Na questão da saúde pública, em relação ao atendimento dos pacientes, muita coisa mudou de alguns anos para cá. Os profissionais não são mais vistos como deuses e, por isso, pedimos por melhores atendimentos e, principalmente, por atenção e cuidado de pessoa para pessoa, ao invés de um cuidado de médico para doença.
Passado insatisfatório
As principais queixas quanto ao atendimento na saúde pública giram em torno do tempo de espera e da falta de atenção dos médicos na consulta, que mal olham seus pacientes e não examinam, não falam numa linguagem adequada ao entendimento de quem não conhece as expressões da medicina.
A médica angiologista Flávia Vitorino, de 52 anos, conta que teve aulas de comunicação na universidade, onde aprendeu a sempre explicar os procedimentos e as doenças aos pacientes, ser educado e tratar bem o próximo, mas que sabe que na prática muitos colegas deixam a desejar nesse quesito. “Vejo que o que mais mudou foi na área da tecnologia, tudo hoje é informatizado, até os laudos de exames, mas quanto ao atendimento presencial as regras são as mesmas”, comentou.

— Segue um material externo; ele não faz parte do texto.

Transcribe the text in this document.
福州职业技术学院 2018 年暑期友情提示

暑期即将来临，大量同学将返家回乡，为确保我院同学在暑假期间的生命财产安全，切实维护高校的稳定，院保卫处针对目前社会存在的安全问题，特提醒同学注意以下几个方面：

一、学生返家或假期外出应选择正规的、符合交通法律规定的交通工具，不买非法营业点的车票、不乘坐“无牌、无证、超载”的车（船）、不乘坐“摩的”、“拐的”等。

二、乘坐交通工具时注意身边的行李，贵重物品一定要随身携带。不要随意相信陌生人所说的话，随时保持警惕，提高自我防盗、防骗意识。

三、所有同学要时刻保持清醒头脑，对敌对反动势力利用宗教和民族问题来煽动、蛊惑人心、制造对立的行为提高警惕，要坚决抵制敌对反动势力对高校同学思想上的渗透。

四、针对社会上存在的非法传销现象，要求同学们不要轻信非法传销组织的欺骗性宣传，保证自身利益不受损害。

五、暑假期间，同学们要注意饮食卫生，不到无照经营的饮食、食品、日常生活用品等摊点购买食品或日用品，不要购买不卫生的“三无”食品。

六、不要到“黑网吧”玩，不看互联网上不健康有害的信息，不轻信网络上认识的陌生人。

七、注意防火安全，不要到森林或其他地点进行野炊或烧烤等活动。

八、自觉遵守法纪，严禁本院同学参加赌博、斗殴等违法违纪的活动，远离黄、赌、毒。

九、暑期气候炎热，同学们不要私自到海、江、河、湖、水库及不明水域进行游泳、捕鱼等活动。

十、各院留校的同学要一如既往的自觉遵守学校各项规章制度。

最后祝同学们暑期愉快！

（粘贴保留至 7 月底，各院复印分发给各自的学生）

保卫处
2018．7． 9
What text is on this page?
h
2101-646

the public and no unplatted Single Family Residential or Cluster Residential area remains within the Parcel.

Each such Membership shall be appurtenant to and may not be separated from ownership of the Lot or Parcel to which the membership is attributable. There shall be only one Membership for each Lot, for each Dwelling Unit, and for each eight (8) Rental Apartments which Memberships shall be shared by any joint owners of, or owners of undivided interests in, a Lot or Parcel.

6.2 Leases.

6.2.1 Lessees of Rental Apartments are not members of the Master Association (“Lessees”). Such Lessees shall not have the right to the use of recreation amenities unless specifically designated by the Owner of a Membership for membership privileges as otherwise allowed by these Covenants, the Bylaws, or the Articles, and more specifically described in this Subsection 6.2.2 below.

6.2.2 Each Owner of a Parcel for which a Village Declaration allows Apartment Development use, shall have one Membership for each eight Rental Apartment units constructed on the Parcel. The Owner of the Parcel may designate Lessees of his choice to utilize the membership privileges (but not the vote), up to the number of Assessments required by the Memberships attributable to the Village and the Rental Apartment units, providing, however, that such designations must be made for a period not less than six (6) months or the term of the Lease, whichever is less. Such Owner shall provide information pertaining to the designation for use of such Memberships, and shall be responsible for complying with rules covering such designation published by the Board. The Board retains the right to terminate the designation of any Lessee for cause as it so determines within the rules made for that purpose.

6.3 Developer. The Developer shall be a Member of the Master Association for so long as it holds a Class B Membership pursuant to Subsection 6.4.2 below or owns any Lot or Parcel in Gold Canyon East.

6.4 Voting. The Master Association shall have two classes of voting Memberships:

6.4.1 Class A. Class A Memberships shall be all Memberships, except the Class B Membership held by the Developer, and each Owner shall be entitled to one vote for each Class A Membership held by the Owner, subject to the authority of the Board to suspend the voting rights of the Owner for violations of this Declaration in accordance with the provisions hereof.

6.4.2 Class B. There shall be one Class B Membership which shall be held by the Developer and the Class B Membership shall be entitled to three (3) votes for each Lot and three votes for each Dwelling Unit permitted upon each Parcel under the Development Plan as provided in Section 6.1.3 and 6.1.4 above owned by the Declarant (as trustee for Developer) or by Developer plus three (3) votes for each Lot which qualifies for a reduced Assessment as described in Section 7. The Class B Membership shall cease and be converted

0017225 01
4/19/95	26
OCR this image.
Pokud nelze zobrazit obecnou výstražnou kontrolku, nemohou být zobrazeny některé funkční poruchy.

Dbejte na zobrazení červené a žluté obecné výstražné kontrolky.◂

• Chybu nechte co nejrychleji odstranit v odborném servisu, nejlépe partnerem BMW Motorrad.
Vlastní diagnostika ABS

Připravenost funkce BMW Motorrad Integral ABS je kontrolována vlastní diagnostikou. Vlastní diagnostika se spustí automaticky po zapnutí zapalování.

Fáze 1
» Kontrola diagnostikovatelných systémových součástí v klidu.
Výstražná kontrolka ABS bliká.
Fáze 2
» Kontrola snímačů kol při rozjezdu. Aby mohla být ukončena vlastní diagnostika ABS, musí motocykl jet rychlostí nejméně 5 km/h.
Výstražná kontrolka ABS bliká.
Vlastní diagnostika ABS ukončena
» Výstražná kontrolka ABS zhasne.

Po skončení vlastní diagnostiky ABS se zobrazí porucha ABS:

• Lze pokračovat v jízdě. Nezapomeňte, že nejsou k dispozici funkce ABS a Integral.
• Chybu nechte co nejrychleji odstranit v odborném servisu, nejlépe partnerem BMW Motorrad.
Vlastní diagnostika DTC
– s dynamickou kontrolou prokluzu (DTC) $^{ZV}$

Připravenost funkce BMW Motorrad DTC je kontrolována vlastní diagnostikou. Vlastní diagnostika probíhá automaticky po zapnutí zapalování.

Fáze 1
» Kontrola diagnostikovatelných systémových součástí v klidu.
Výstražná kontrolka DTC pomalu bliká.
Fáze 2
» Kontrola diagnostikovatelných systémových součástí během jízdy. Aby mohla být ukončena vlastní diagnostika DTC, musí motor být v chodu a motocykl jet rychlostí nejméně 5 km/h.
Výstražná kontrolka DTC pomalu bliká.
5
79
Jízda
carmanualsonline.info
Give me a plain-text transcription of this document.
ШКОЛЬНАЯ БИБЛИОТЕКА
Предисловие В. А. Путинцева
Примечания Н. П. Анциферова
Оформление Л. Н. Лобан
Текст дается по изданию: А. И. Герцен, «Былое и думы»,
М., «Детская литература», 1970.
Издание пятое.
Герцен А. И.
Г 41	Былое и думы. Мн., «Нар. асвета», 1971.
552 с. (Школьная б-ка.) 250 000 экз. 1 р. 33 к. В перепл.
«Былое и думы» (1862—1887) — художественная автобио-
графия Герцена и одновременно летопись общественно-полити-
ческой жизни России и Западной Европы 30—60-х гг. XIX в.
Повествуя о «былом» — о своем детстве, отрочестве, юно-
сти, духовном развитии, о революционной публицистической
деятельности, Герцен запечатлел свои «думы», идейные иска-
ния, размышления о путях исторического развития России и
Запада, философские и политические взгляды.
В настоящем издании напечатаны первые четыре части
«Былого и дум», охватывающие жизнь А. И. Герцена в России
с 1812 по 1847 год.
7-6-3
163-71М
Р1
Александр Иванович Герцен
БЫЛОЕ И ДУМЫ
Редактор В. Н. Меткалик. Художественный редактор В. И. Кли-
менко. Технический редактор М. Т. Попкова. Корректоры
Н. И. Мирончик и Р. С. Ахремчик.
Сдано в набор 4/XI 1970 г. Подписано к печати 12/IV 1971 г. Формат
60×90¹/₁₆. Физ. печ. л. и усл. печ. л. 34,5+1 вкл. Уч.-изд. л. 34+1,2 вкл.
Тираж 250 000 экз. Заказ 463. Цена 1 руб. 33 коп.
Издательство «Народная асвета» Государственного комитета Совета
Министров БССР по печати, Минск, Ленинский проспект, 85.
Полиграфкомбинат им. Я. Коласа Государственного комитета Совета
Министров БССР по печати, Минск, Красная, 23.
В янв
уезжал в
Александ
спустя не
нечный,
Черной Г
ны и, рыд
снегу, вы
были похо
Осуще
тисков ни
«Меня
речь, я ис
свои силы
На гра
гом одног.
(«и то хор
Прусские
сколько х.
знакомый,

Não é de hoje que a demora nos atendimentos é um dos grandes problemas do sistema de saúde pública no Brasil. A empregada doméstica Cristina Bono, de 35 anos, diz que utiliza a rede pública há vários anos e essa é sua maior queixa. “A demora e a lotação são coisas que incomodam muito, acaba que a consulta precisa ser rápida, embora tenha esperado horas para ser atendida ou para fazer um exame”, explicou. Dá para notar que os problemas no atendimento dos pacientes acontecem há tempo e percebemos que nada mudou de lá para cá.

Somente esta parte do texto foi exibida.